Image source: International Airlines Group
International Consolidated Airlines Group’s (LSE:IAG) stock has doubled in value over the past six months. And boy, does that kind of move for IAG shares make me happy.
It’s been my number-one pick in the sector for some time and I’m delighted to see the stock outperform the market. So £5,000 invested in IAG six months ago would now be worth a little over £10,000.
What’s behind the rise?
The IAG share price has surged 100.7% over six months due to a combination of strong operational performance and strategic decisions. Management’s focus on transatlantic routes is part of the reasons the company has yielded record profits, capitalising on rebounding global travel demand.

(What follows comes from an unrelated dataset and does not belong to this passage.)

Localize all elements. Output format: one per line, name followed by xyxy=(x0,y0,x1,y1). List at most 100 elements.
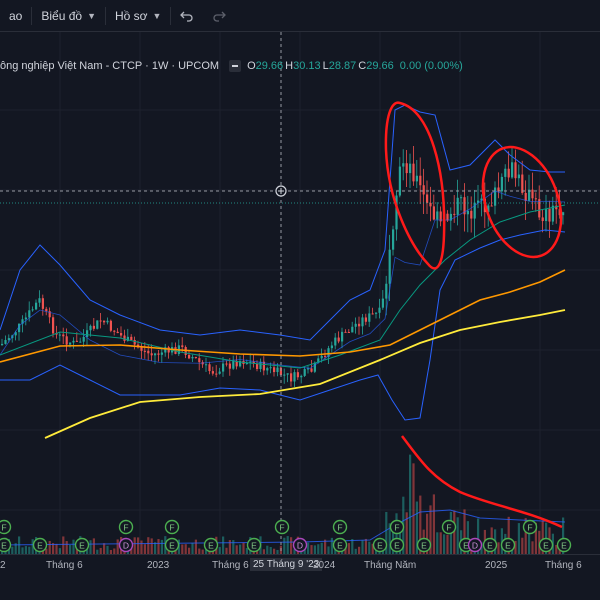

IAG’s success in repaying debts, reinstating dividends, and announcing a €350m shareholder buyback programme has also demonstrated financial stability — which was questioned during the pandemic — and boosted investor confidence.
Moreover, the FTSE 100 stock was significantly undervalued, trading at just 4 times forward earnings. That made it very cheap compared with the likes of Ryanair, which was around 13 times. In short, improving sentiment, with investors buoyed by strong results and forecasts, has allowed IAG to start making up this valuation gap.
Still room for growth
Analysts still see room for growth in the IAG share price. The stock’s currently trading with a 10% discount to the average share price target, but the consensus target’s risen continually with the share price. That’s a good sign that analysts believe the company’s fortunes will continue to improve.
In fact, there are currently nine Buy ratings, four Outperform, and four Hold ratings. And this reflects a very positive outlook from the analyst community. This is reinforced by many institutions, including JP Morgan, suggesting IAG was indeed the best pick in the sector.
What’s more, and it’s something I believe is often overlooked, IAG offers a fairly unique degree of diversification, thanks to its business model. The British Airways, Aer Lingus, and Iberia operator has a variety of class offerings, catering to leisure and business travel as well as long- and short-haul. This means it’s hedged, to some degree, against falling demand in one of its categories.
Staying diversified
While I’m still bullish on IAG, noting among other things that the stock remains down 23% over five years despite earnings broadly recovering, airlines can be a tricky market segment. For one, it’s typically quite cyclical with historical data suggesting demand suffers during periods of economic decline. Moreover, we’ve also seen that disease outbreaks, be they epidemics or pandemics, can place airlines in existential crises. A slower UK economy, combined with additional National Insurance contributions, may also hurt earnings.
With this in mind, investors should try to remain diversified even if one stock looks like a clear multibagger. Over-concentration in a single asset can amplify risk, particularly in the face of market volatility or unforeseen company-specific challenges.
As such, with my IAG stock up close to 150%, I‘ve been thinking hard about buying more. But concentration risk within my own portfolio may prevent me from doing so.